3.2.2 Descoberta e uso do corpo sexuado

O segundo encontro foi realizado em 4 aulas de 45 minutos cada. Os elementos textuais que direcionaram as discussões foram: o conto “O Primeiro Beijo”, de Clarice Lispector (Anexo C), a tela Dânae de Gustav Klimt (Anexo D) , o poema “Danaé”, de Maria Lúcia Dal Farra (Anexo E) e “Ejaculação Precoce”, de Paulo Azevedo Chaves (Anexo F). O intuito foi refletir, para além dos aspectos biológicos presentes na iniciação sexual, sobre algumas cobranças sociais e culturais no que se refere ao início da vida sexual, problematizando juízos de valores desiguais atribuídos a homens e mulheres na sociedade.

No primeiro momento foi exibida uma cena32 de um episódio da série animada “Simpsons”, que ilustra uma compilação de alguns dos beijos mais famosos do cinema.

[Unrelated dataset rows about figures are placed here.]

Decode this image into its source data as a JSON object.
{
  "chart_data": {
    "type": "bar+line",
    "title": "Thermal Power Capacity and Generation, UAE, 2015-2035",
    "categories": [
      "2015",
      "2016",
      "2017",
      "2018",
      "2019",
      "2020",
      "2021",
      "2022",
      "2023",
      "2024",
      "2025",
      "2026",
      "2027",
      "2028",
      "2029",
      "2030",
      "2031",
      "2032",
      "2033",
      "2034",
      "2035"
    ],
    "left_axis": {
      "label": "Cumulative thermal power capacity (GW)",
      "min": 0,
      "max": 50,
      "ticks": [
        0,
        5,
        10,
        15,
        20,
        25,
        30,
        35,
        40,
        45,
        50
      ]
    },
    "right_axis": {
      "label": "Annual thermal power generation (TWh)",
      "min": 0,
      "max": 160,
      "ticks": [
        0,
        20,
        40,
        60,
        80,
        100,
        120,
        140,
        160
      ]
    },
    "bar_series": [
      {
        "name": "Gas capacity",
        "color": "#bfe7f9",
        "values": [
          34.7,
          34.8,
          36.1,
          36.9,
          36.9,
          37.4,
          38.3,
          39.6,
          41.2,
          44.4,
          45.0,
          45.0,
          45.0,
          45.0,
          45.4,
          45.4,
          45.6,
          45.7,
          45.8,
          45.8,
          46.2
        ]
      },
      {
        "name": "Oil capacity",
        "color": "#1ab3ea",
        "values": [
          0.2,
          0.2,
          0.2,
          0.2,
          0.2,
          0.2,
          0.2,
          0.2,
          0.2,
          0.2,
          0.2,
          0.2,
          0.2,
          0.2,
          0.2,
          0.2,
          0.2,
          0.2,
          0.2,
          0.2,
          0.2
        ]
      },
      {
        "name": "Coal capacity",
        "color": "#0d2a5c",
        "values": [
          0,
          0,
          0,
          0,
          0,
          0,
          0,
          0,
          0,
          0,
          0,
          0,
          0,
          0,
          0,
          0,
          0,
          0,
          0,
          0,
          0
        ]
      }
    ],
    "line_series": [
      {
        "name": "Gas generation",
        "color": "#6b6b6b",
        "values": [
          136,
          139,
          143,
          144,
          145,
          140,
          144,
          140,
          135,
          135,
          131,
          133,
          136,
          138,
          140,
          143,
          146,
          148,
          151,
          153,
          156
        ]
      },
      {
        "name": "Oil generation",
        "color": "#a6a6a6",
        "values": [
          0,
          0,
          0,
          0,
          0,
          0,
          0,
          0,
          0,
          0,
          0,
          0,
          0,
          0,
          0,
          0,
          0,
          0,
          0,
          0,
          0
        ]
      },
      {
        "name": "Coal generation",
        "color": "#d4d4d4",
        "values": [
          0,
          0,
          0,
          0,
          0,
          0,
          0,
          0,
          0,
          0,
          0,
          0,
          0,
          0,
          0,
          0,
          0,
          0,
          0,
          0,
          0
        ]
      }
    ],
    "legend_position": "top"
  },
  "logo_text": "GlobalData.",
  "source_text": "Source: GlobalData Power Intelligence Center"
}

Logo após foi entregue um pedaço de papel colorido a cada aluno/a e pedido que, sem a obrigatoriedade de identificação, escrevessem com uma palavra ou frase, algo relacionado ao seu primeiro beijo ou a um beijo especial do qual se recordassem, como sensações, sentimentos, estranhamentos ou qualquer memória trazida. Caso essa experiência ainda não tenha sido vivida, aconselhamos que o estudante escreva o que espera desse momento. Durante esse momento foi reproduzido o clipe da música33 “Beijo Bom” da cantora Paula Fernandes, uma vez que o estilo sertanejo/forró romântico foi um dos preferidos dos estudantes de acordo com o questionário aplicado. A música teve o intuito de proporcionar um momento de relaxamento e inspiração para a participação dos estudantes na escrita, como também marcar o tempo da atividade.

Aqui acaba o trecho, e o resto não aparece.